Pelo estremo: Viagem pela viagem de Duarte d’Armas, perspectivas presentes de territórios limiares


Esta viagem propõe perspectivar colectivamente imagens de futuro a partir de um olhar presente tendo por mote o percurso e as gravuras de Duarte d’Armas, realizadas no território português, no início do século XVI, a pedido do rei D. Manuel.
Assim, o tempo do olhar é também o do século XXI, numa condição permanentemente mediadora e interventiva na construção do território, entre a acção lenta de cinco séculos – e os que então o antecederam –, e a inquietação relativa às transformações futuras que queiramos e possamos induzir.

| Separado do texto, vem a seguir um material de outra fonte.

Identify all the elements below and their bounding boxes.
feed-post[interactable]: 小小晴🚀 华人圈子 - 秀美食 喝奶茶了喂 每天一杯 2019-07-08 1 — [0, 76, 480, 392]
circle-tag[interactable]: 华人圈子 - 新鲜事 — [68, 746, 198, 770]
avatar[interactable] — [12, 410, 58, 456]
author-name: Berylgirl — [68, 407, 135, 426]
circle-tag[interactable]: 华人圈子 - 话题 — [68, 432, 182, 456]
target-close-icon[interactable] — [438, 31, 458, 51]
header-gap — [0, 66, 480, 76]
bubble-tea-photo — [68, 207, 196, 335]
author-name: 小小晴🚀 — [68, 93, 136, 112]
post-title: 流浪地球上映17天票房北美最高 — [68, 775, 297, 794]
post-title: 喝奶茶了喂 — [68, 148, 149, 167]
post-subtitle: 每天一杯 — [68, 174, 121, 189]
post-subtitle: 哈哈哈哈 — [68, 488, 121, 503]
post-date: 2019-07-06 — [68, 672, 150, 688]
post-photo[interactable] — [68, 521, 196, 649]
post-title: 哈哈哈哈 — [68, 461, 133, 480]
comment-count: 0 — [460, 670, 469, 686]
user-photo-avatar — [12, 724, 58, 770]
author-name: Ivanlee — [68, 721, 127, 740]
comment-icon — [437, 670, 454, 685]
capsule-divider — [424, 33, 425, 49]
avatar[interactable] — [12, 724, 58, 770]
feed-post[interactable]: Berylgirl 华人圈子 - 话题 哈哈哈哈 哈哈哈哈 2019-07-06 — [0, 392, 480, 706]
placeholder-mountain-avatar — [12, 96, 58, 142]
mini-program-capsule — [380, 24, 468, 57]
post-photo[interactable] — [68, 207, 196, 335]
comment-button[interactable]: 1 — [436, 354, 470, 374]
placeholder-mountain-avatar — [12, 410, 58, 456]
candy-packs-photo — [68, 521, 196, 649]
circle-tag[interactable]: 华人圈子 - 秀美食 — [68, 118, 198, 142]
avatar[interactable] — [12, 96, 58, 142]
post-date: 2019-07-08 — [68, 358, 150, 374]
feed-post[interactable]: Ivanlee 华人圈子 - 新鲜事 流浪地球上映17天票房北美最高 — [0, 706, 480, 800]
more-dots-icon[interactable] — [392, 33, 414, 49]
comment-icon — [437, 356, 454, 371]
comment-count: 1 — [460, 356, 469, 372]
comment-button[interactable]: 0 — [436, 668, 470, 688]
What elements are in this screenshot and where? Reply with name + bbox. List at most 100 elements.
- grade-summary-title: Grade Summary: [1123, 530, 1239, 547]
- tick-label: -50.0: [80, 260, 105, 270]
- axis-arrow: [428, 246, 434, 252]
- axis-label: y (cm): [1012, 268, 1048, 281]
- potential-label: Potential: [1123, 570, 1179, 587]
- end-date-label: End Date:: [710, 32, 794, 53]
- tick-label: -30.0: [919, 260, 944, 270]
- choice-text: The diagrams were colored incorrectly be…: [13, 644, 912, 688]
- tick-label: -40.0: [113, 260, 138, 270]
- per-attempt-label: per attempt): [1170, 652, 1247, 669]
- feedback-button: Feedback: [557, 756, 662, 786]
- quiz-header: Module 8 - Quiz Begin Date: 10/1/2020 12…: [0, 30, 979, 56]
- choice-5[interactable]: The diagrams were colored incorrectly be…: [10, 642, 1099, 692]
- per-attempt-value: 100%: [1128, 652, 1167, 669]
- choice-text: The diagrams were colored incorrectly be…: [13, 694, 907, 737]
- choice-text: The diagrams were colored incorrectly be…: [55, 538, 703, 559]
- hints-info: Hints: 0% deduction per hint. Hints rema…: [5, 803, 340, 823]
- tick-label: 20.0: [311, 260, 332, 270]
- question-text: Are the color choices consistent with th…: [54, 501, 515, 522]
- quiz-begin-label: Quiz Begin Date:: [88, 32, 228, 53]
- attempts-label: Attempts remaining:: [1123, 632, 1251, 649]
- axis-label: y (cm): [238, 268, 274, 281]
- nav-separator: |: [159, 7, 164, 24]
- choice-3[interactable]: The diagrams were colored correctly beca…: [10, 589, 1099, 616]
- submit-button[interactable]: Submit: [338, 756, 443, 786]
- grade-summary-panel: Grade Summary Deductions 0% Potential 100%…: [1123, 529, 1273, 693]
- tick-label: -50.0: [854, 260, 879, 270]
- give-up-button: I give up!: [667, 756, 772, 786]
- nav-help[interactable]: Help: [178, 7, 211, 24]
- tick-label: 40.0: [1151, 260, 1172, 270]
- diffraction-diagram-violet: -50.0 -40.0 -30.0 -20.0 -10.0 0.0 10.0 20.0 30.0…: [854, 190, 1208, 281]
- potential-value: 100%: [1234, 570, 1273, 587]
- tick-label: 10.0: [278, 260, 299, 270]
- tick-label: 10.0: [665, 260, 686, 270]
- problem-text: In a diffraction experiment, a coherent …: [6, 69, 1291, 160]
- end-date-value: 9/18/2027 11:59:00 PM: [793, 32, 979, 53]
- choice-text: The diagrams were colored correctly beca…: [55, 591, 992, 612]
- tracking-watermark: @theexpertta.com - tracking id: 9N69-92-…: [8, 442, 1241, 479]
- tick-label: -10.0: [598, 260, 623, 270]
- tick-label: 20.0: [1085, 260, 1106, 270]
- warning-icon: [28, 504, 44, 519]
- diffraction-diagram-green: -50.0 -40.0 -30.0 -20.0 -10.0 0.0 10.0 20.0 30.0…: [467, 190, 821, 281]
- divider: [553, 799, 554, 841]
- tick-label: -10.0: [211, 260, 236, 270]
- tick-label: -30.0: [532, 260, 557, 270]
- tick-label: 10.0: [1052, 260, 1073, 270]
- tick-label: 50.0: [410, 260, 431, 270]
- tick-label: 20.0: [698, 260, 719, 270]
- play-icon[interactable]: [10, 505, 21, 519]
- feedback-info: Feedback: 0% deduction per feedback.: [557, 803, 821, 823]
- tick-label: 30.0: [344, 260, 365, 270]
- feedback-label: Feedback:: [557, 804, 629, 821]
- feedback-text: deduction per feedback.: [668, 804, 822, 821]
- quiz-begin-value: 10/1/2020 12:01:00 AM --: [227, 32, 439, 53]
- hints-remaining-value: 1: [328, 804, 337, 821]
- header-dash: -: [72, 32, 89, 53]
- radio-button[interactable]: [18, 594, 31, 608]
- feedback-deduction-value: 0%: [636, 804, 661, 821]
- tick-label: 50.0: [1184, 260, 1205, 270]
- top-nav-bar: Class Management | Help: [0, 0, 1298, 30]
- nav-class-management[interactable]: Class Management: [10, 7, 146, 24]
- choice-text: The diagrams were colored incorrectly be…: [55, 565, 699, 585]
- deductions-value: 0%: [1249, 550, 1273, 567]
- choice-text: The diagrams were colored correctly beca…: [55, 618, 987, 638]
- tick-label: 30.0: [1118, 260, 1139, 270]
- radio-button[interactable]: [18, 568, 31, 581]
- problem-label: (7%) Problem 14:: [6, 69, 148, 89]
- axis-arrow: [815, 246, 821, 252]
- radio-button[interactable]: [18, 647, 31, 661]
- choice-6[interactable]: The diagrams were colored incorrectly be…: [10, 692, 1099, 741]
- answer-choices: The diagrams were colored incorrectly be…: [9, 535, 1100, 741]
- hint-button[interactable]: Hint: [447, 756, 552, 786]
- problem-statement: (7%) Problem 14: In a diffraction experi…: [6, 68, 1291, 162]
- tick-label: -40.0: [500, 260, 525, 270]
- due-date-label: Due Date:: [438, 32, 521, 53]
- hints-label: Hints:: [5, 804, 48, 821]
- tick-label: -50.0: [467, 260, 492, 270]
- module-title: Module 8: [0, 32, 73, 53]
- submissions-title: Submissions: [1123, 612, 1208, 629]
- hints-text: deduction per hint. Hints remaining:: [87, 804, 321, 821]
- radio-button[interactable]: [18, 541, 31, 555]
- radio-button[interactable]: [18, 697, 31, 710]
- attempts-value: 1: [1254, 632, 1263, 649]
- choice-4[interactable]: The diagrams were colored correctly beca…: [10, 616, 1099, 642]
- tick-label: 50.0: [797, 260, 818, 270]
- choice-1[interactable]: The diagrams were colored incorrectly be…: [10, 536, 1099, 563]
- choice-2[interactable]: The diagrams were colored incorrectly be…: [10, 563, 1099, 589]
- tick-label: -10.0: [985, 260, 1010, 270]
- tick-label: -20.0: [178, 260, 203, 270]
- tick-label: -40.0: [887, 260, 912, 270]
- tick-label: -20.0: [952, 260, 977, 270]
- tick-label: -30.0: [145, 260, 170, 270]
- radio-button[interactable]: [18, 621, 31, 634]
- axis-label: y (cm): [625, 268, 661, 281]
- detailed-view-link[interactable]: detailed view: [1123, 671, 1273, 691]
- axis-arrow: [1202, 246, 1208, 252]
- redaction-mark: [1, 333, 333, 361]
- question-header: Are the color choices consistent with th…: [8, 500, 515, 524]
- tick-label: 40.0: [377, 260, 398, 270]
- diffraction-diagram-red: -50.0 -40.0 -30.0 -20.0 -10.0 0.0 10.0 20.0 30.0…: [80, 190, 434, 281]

Viagem entre lugares e entre tempos, entre Castro Marim e Caminha oscilaremos entre sincronia e diacronia, percorrendo territórios então marcados pela premente defesa de um limite político, sendo hoje a condição de fronteira tão mais complexa quanto intangível ou imaterial – são outras as distâncias, outras as formas, outros os desígnios e os gigantes nos horizontes.
Em tripla perspectiva, propomos olhar estes lugares pela lente de Duarte d’Armas, registando a metamorfose do que hoje permanece de então; em instância presente, redefinindo e ampliando o enquadramento à luz das formas e dinâmicas contemporâneas, procuraremos novas visões, tão sintéticas quanto as gravuras de há cinco séculos, tão dinâmicas quanto os recursos de que hoje dispomos; por fim, no desígnio de (re)conhecer caminhando, melhor formularemos a interrogação: que horizontes produzir para estes territórios?